I agree. It’s a bit strange that they eliminate a car that meh otherwise be excellent on another test. I also don’t quite get Jimmy’s section - for me, there doesn’t seem to be enough detail to be of any real benefit to anyone looking to fit a new head unit, or any other parts that have been covered. Oh, and I think his mate would have heard him without the use of a phone anyway lol. 

Otherwise, I’m really enjoying the series. 

Cooks


Sent from my iPad using Tapatalk


----------



## slim_boy_fat

It's been a bit of a disappointment for me, just feels dated as someone else said.

And Plato should stick to what he does [did :driver:] best, as imho he doesn't make a good TV presenter.


----------



## Kerr

It does need a format refresh. 

Content is everything.
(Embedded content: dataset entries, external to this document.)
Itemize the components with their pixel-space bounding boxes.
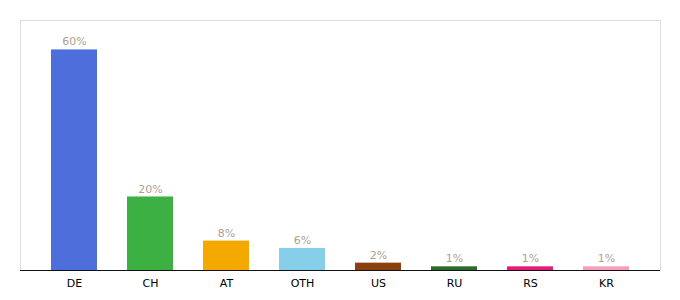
svg-text:60%: 60% <box>62 35 86 48</box>
svg-text:RS: RS <box>523 277 538 290</box>
svg-text:US: US <box>371 277 386 290</box>
svg-text:OTH: OTH <box>291 277 315 290</box>
svg-text:RU: RU <box>447 277 463 290</box>
svg-text:20%: 20% <box>138 182 162 195</box>
svg-text:1%: 1% <box>446 252 463 265</box>
svg-text:1%: 1% <box>522 252 539 265</box>
svg-text:KR: KR <box>599 277 614 290</box>
svg-text:2%: 2% <box>370 249 387 262</box>
svg-text:8%: 8% <box>218 227 235 240</box>
svg-text:AT: AT <box>220 277 234 290</box>
svg-text:6%: 6% <box>294 234 311 247</box>
svg-text:DE: DE <box>67 277 82 290</box>
svg-text:1%: 1% <box>598 252 615 265</box>
svg-text:CH: CH <box>143 277 159 290</box>
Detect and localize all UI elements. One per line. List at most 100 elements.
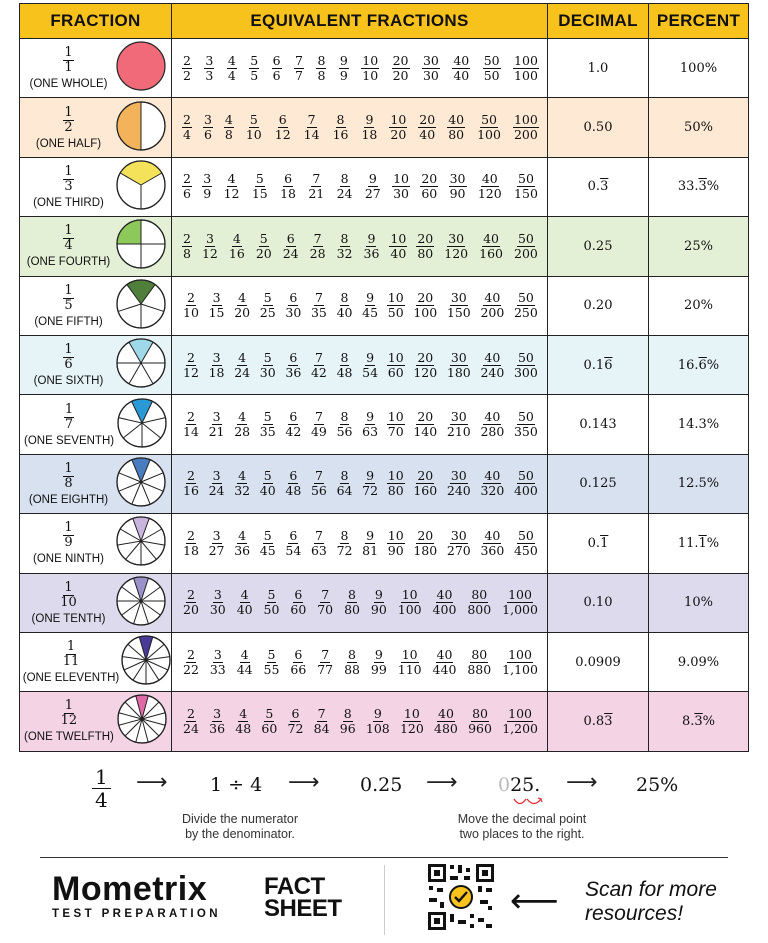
equivalent-fraction: 50 250 bbox=[513, 290, 538, 321]
equivalent-fraction: 9 54 bbox=[362, 349, 379, 380]
equivalent-fraction: 9 63 bbox=[362, 409, 379, 440]
fact-label: FACT bbox=[264, 873, 325, 900]
header-percent: PERCENT bbox=[648, 3, 749, 39]
equivalent-fractions-cell: 2 14 3 21 4 28 5 35 6 42 7 49 8 56 9 63 10 70 20 140 30 210 40… bbox=[171, 394, 548, 455]
equivalent-fraction: 100 1,200 bbox=[502, 705, 538, 736]
equivalent-fraction: 6 42 bbox=[285, 409, 302, 440]
equivalent-fraction: 2 24 bbox=[183, 705, 199, 736]
example-moved-decimal: 025. bbox=[498, 774, 540, 796]
equivalent-fraction: 3 24 bbox=[208, 468, 225, 499]
equivalent-fraction: 5 45 bbox=[259, 527, 276, 558]
conversion-example: 1 4 ⟶ 1 ÷ 4 ⟶ 0.25 ⟶ 025. ⟶ 25% Divide t… bbox=[0, 760, 768, 850]
scan-resources-text: Scan for more resources! bbox=[585, 878, 717, 925]
equivalent-fraction: 20 160 bbox=[413, 468, 438, 499]
equivalent-fraction: 5 50 bbox=[263, 587, 280, 618]
equivalent-fraction: 30 30 bbox=[421, 52, 440, 83]
fraction-pie-icon bbox=[114, 397, 168, 453]
equivalent-fraction: 9 36 bbox=[363, 230, 380, 261]
equivalent-fraction: 6 30 bbox=[285, 290, 302, 321]
equivalent-fraction: 50 100 bbox=[477, 112, 501, 143]
arrow-right-icon: ⟶ bbox=[136, 770, 168, 795]
header-decimal: DECIMAL bbox=[547, 3, 649, 39]
equivalent-fraction: 5 55 bbox=[263, 646, 280, 677]
equivalent-fraction: 8 88 bbox=[344, 646, 360, 677]
equivalent-fraction: 20 180 bbox=[413, 527, 438, 558]
equivalent-fraction: 50 350 bbox=[513, 409, 538, 440]
example-moved-digits: 25. bbox=[510, 774, 541, 796]
fraction-pie-icon bbox=[113, 575, 167, 631]
note-divide: Divide the numerator by the denominator. bbox=[181, 812, 299, 841]
equivalent-fraction: 6 48 bbox=[285, 468, 302, 499]
equivalent-fraction: 100 1,000 bbox=[502, 587, 538, 618]
fraction-name: (ONE ELEVENTH) bbox=[22, 672, 120, 685]
equivalent-fraction: 100 100 bbox=[513, 52, 539, 83]
decimal-cell: 0.25 bbox=[547, 216, 649, 277]
equivalent-fraction: 8 72 bbox=[336, 527, 353, 558]
equivalent-fraction: 50 450 bbox=[513, 527, 538, 558]
equivalent-fraction: 4 48 bbox=[235, 705, 252, 736]
equivalent-fraction: 80 880 bbox=[467, 646, 492, 677]
equivalent-fraction: 3 18 bbox=[208, 349, 225, 380]
equivalent-fraction: 40 40 bbox=[452, 52, 471, 83]
fraction-name: (ONE EIGHTH) bbox=[28, 493, 109, 506]
fraction-pie-icon bbox=[113, 515, 167, 571]
equivalent-fraction: 30 270 bbox=[446, 527, 471, 558]
fraction-pie-icon bbox=[114, 693, 168, 749]
equivalent-fraction: 8 56 bbox=[336, 409, 353, 440]
fraction-pie-icon bbox=[113, 159, 167, 215]
example-numerator: 1 bbox=[92, 766, 111, 789]
equivalent-fraction: 30 240 bbox=[446, 468, 471, 499]
equivalent-fraction: 4 40 bbox=[236, 587, 253, 618]
equivalent-fraction: 2 12 bbox=[183, 349, 199, 380]
fraction-pie-icon bbox=[113, 40, 167, 96]
equivalent-fraction: 7 63 bbox=[310, 527, 327, 558]
equivalent-fraction: 2 16 bbox=[183, 468, 199, 499]
fraction-cell: 1 10 (ONE TENTH) bbox=[19, 572, 172, 633]
decimal-cell: 0.3 bbox=[547, 156, 649, 218]
equivalent-fraction: 9 108 bbox=[365, 705, 390, 736]
qr-code-icon[interactable] bbox=[426, 862, 496, 932]
equivalent-fraction: 40 80 bbox=[447, 112, 466, 143]
equivalent-fraction: 4 28 bbox=[234, 409, 251, 440]
header-fraction: FRACTION bbox=[19, 3, 172, 39]
equivalent-fraction: 10 60 bbox=[386, 349, 405, 380]
equivalent-fraction: 7 42 bbox=[310, 349, 327, 380]
equivalent-fractions-cell: 2 12 3 18 4 24 5 30 6 36 7 42 8 48 9 54 10 60 20 120 30 180 40… bbox=[171, 334, 548, 396]
equivalent-fraction: 3 36 bbox=[209, 705, 226, 736]
arrow-left-icon: ⟵ bbox=[510, 881, 559, 921]
equivalent-fraction: 6 66 bbox=[290, 646, 307, 677]
equivalent-fractions-cell: 2 18 3 27 4 36 5 45 6 54 7 63 8 72 9 81 10 90 20 180 30 270 40… bbox=[171, 513, 548, 574]
equivalent-fraction: 4 12 bbox=[223, 171, 240, 202]
equivalent-fractions-cell: 2 10 3 15 4 20 5 25 6 30 7 35 8 40 9 45 10 50 20 100 30 150 40… bbox=[171, 275, 548, 336]
equivalent-fraction: 6 54 bbox=[285, 527, 302, 558]
fraction-name: (ONE HALF) bbox=[35, 137, 102, 150]
equivalent-fraction: 40 160 bbox=[479, 230, 503, 261]
equivalent-fraction: 4 36 bbox=[234, 527, 251, 558]
table-header: FRACTION EQUIVALENT FRACTIONS DECIMAL PE… bbox=[19, 3, 749, 39]
fraction-name: (ONE NINTH) bbox=[33, 553, 104, 566]
fraction-pie-icon bbox=[113, 278, 167, 334]
example-fraction: 1 4 bbox=[92, 766, 111, 811]
equivalent-fraction: 20 120 bbox=[413, 349, 438, 380]
equivalent-fraction: 40 320 bbox=[480, 468, 505, 499]
equivalent-fraction: 2 18 bbox=[183, 527, 199, 558]
fraction-pie-icon bbox=[113, 218, 167, 274]
equivalent-fraction: 40 120 bbox=[477, 171, 502, 202]
equivalent-fraction: 10 120 bbox=[399, 705, 424, 736]
equivalent-fraction: 50 150 bbox=[514, 171, 538, 202]
equivalent-fraction: 10 80 bbox=[386, 468, 405, 499]
equivalent-fraction: 5 40 bbox=[259, 468, 276, 499]
equivalent-fraction: 10 90 bbox=[386, 527, 405, 558]
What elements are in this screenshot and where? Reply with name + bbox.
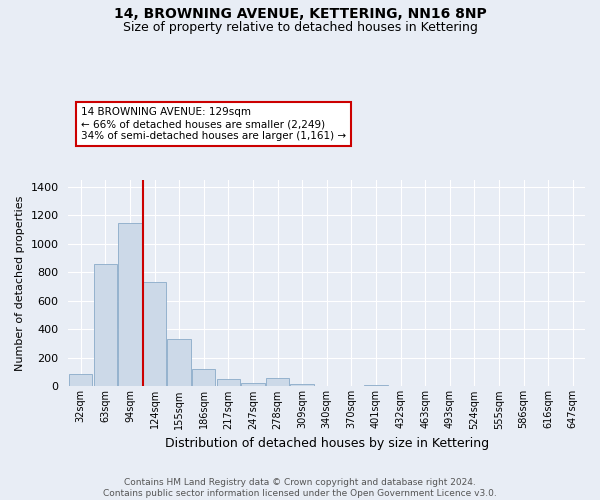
Text: 14, BROWNING AVENUE, KETTERING, NN16 8NP: 14, BROWNING AVENUE, KETTERING, NN16 8NP: [113, 8, 487, 22]
Bar: [217, 380, 240, 386]
Bar: [94, 264, 117, 386]
Bar: [364, 385, 388, 386]
Text: 14 BROWNING AVENUE: 129sqm
← 66% of detached houses are smaller (2,249)
34% of s: 14 BROWNING AVENUE: 129sqm ← 66% of deta…: [81, 108, 346, 140]
X-axis label: Distribution of detached houses by size in Kettering: Distribution of detached houses by size …: [164, 437, 489, 450]
Bar: [167, 340, 191, 386]
Y-axis label: Number of detached properties: Number of detached properties: [15, 196, 25, 371]
Text: Size of property relative to detached houses in Kettering: Size of property relative to detached ho…: [122, 21, 478, 34]
Text: Contains HM Land Registry data © Crown copyright and database right 2024.
Contai: Contains HM Land Registry data © Crown c…: [103, 478, 497, 498]
Bar: [69, 374, 92, 386]
Bar: [192, 368, 215, 386]
Bar: [266, 378, 289, 386]
Bar: [118, 222, 142, 386]
Bar: [290, 384, 314, 386]
Bar: [143, 282, 166, 387]
Bar: [241, 383, 265, 386]
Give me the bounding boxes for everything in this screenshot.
They really should focus on fun cars and avoid normal stuff. Even stuff like the Jaguar i-pace is worth adding as electric cars are current and into the unknown for most. I'm not in the market for a track day car or a supercar, but I enjoy watching them. 

If they are doing normal cars they need to be tested in normal conditions. There is no point racing diesel SUVs around the track like they did. 

They need to stop the tests of drifting scores, elimination tests where cars get excluded when an element doesn't suit their strong points. Focus on relevant tests. Even the track battles are are too staged and not filmed particularly well. Just send the cars around and give the lap times. Their filming where they show the shadow car is far better. 

The buying guide bit is ok. However, it doesn't cover much and the facts are often wrong. 

Jimmy De Ville's part is just so outdated. Rather than focussing on old cars that hardly anyone owns, or will have already done the modifications, they should focus on current modifications for current cars. 

It'd be good to see a feature where they highlight what improvement certain modifications make to a car. Track a standard car and see what improvements are made changing individual modifications. Brakes, suspension, tyres and power modifications etc. 

Popping along to car clubs and events would also be good. Do features about track days and do features about good driving roads. 

They need to catch up on their filming. They seem to be testing cars much later than everyone else. 

Still better than Eastenders, but there is huge room for improvement.


----------